On Oct. 24, the University of Massachusetts Boston issued a statement that the campus will become tobacco-free starting on Aug. 1 of next year.
The release by the Office of Communications states, “The policy will prohibit the use of any tobacco or nicotine products everywhere on campus — in all buildings and outdoor areas caroled by the university, including parking lots.”
Groups at UMass Boston have raised concerns over the years that tobacco smoke on campus is harmful to non-smokers and smokers alike. The Workplace Health and Safety Joint Labor Management Committee, the Faculty Council, and the Undergraduate Student Government all made the recommendation for the campus to be “smoke-free, tobacco-free, and electronic cigarette-free” as stated on the UMass Boston website.
The official UMass Boston Tobacco Policy Report, issued on Oct. 20, states that the new policy will apply to all personnel on campus “including students, staff, faculty, contractors, and visitors.” 
The university has also declared that in the near future that it will develop and fund a smoking cessation program to assist students, faculty, and staff who wish to quit smoking.
In order to fulfill its responsibility to its faculty, staff, students, and visitors, the university will implement the Tobacco-Free Campus Policy to eliminate any secondhand exposure to smoke, and firmly eliminate the risk of accidental fire.
The policy is as follows:
1. In compliance with state law, the use of tobacco is prohibited in all buildings, including all buildings owned or leased by the University of Massachusetts Boston.  
2. The use of tobacco is also prohibited on all university grounds and in any outdoor area controlled by the university, including the Bayside property and the Harbor Walk.

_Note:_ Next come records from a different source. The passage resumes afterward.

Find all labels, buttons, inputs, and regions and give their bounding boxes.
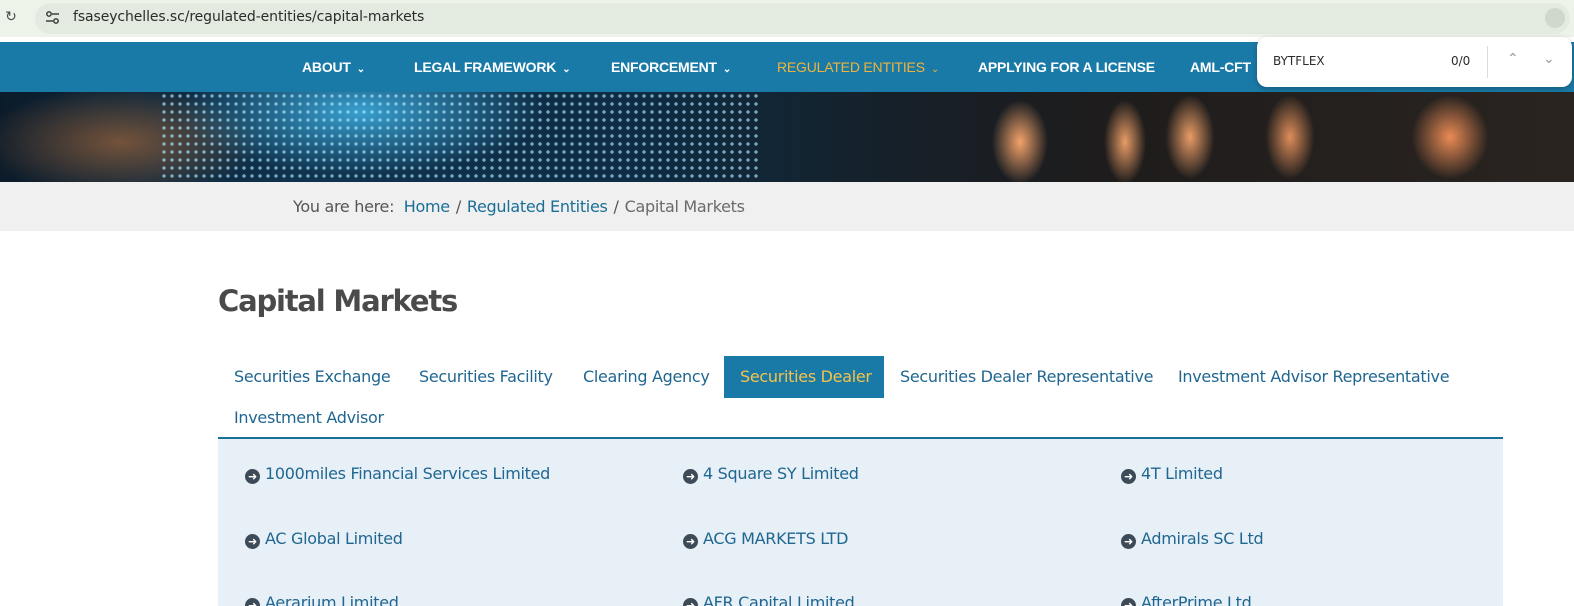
browser-toolbar: ↻ fsaseychelles.sc/regulated-entities/ca… [0, 0, 1574, 37]
chevron-down-icon: ⌄ [722, 64, 732, 75]
list-item[interactable]: ➜ Aerarium Limited [245, 593, 399, 606]
chevron-up-icon[interactable]: ⌃ [1507, 51, 1519, 67]
breadcrumb-home[interactable]: Home [404, 197, 450, 216]
chevron-down-icon[interactable]: ⌄ [1543, 51, 1555, 67]
nav-item-regulated-entities[interactable]: REGULATED ENTITIES ⌄ [777, 59, 939, 75]
entity-name: ACG MARKETS LTD [703, 529, 849, 548]
chevron-down-icon: ⌄ [562, 64, 571, 75]
list-item[interactable]: ➜ Admirals SC Ltd [1121, 529, 1264, 549]
arrow-circle-right-icon: ➜ [245, 534, 260, 549]
arrow-circle-right-icon: ➜ [683, 598, 698, 606]
nav-item-label: LEGAL FRAMEWORK [414, 59, 557, 75]
breadcrumb-prefix: You are here: [293, 197, 395, 216]
list-item[interactable]: ➜ AFR Capital Limited [683, 593, 855, 606]
nav-item-aml-cft[interactable]: AML-CFT [1190, 59, 1251, 75]
entity-name: AC Global Limited [265, 529, 403, 548]
list-item[interactable]: ➜ 4T Limited [1121, 464, 1223, 484]
chevron-down-icon: ⌄ [356, 64, 365, 75]
site-settings-icon[interactable] [44, 9, 62, 27]
list-item[interactable]: ➜ AfterPrime Ltd [1121, 593, 1252, 606]
list-item[interactable]: ➜ ACG MARKETS LTD [683, 529, 848, 549]
chevron-down-icon: ⌄ [930, 64, 940, 75]
arrow-circle-right-icon: ➜ [245, 598, 260, 606]
nav-item-label: REGULATED ENTITIES [777, 59, 925, 75]
arrow-circle-right-icon: ➜ [1121, 469, 1136, 484]
entity-name: 4T Limited [1141, 464, 1223, 483]
breadcrumb-current: Capital Markets [624, 197, 745, 216]
url-text[interactable]: fsaseychelles.sc/regulated-entities/capi… [73, 9, 424, 25]
arrow-circle-right-icon: ➜ [1121, 598, 1136, 606]
breadcrumb-separator: / [455, 197, 461, 216]
entity-name: Aerarium Limited [265, 593, 399, 606]
find-match-count: 0/0 [1451, 54, 1471, 68]
find-in-page-icon[interactable] [1545, 8, 1565, 28]
arrow-circle-right-icon: ➜ [1121, 534, 1136, 549]
breadcrumb: You are here: Home / Regulated Entities / Ca… [293, 197, 745, 216]
nav-item-label: ENFORCEMENT [611, 59, 717, 75]
find-bar: BYTFLEX 0/0 ⌃ ⌄ [1257, 37, 1572, 87]
entity-name: 1000miles Financial Services Limited [265, 464, 551, 483]
tab-securities-exchange[interactable]: Securities Exchange [218, 356, 406, 398]
nav-item-enforcement[interactable]: ENFORCEMENT ⌄ [611, 59, 731, 75]
reload-icon[interactable]: ↻ [3, 9, 19, 25]
entity-name: AfterPrime Ltd [1141, 593, 1252, 606]
tab-clearing-agency[interactable]: Clearing Agency [567, 356, 726, 398]
nav-item-legal-framework[interactable]: LEGAL FRAMEWORK ⌄ [414, 59, 571, 75]
list-item[interactable]: ➜ 4 Square SY Limited [683, 464, 859, 484]
entity-name: Admirals SC Ltd [1141, 529, 1264, 548]
arrow-circle-right-icon: ➜ [245, 469, 260, 484]
find-input[interactable]: BYTFLEX [1273, 54, 1325, 68]
list-item[interactable]: ➜ 1000miles Financial Services Limited [245, 464, 550, 484]
arrow-circle-right-icon: ➜ [683, 469, 698, 484]
arrow-circle-right-icon: ➜ [683, 534, 698, 549]
breadcrumb-separator: / [613, 197, 619, 216]
tab-securities-dealer[interactable]: Securities Dealer [724, 356, 884, 398]
entity-name: 4 Square SY Limited [703, 464, 859, 483]
tab-investment-advisor[interactable]: Investment Advisor [218, 397, 400, 439]
nav-item-applying-for-license[interactable]: APPLYING FOR A LICENSE [978, 59, 1155, 75]
nav-item-label: ABOUT [302, 59, 351, 75]
page-title: Capital Markets [218, 284, 458, 318]
banner-led-pattern [160, 92, 760, 182]
breadcrumb-regulated-entities[interactable]: Regulated Entities [467, 197, 608, 216]
hero-banner-image [0, 92, 1574, 182]
tab-investment-advisor-representative[interactable]: Investment Advisor Representative [1162, 356, 1465, 398]
nav-item-about[interactable]: ABOUT ⌄ [302, 59, 365, 75]
breadcrumb-bar: You are here: Home / Regulated Entities / Ca… [0, 182, 1574, 231]
divider [1487, 46, 1488, 78]
entity-name: AFR Capital Limited [703, 593, 855, 606]
entity-list: ➜ 1000miles Financial Services Limited ➜ 4… [218, 439, 1503, 606]
tab-securities-dealer-representative[interactable]: Securities Dealer Representative [884, 356, 1169, 398]
list-item[interactable]: ➜ AC Global Limited [245, 529, 403, 549]
tab-securities-facility[interactable]: Securities Facility [403, 356, 569, 398]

3. The use of tobacco is prohibited inside all university owned or leased vehicles, regardless of location.
4. Applications for exceptions to this policy may be sought (e.g., for religious celebrations or practices, artistic performances, and smoking research).
The enforcement will be based on the voluntary actions by the community, emphasizing education on the matter. However, if that is ineffective, “the regular university grievance and disciplinary procedures will be followed.” Action will vary on whether the individual is a student, faculty member, staffer, or visitor.
Student Trustee Nolan O’Brien, who advocated for the Tobacco-Free Policy released a statement: “I think that it is time for UMass Boston to join the other four UMass campuses in promoting a healthier environment for everybody with this new tobacco free policy. I am confident that the administration will listen to the concerns and comments of the entire campus community throughout the implementation process.”  
Zannie Duffy, an EEOS major who is a non-smoker, commented on the Tobacco-Free Policy, saying, “I don’t think that’s necessary. They should at least have designated smoking areas”.
EEOS major Lindsay Lloyd, a smoker, stated, “I think that people should have designated smoking areas, so we can smoke where we want to smoke. And people who don’t smoke can stay away from there, or at least let us smoke in our cars, or on the other side of campus. Because I think we should have the freedom to do what we want and I’m over 18 and so if I want to smoke I should be able to [because] I can buy them.”
Francis Shinkunas, an English major and non-smoker, strongly expressed his disdain over the policy’s tight restriction of smokers.
“I feel like its infringing on our freedoms,” Shinkunas said. “I feel like it is outside and the smoke is dissipating, we dump our sewage into the ocean and it dissipates down there, why can’t smoke dissipate into the air? I think there should be a hundred-foot rule enforced around the doors, because smoke can get into the buildings.”
Ben Richwine, a psychology major and a smoker, when hearing about the upcoming policy stated, “I don’t like it at all, I really don’t, mainly because with this being such a culturally diverse college and we have a lot of people coming from a whole bunch of places.”
“I went to Northeastern and they became a ‘smoke free campus’ and just like here it is a very diverse campus. People were still going out of their way to smoke. It just doesn’t work […] because it would take too many people to enforce it if they were going to do that. There would be just a lack of enforcement or a lack of people trying to follow the rules. I would say that, probably, half the students here are smokers and also a lot of people, myself included, are smokers […] and it’s kind of a social thing. I don’t like it because A) it would take too many people to enforce it, B) it’s impeding on my socializing.”
The university will hold a 30-day comment period for all members of the campus to express their opinions on the matter and policy, which will end on Nov. 28. For those who wish to voice an opinion, comments can be sent via the UMass Boston website, email, text, the SA Group site, or by visiting stations set up in the Campus Center.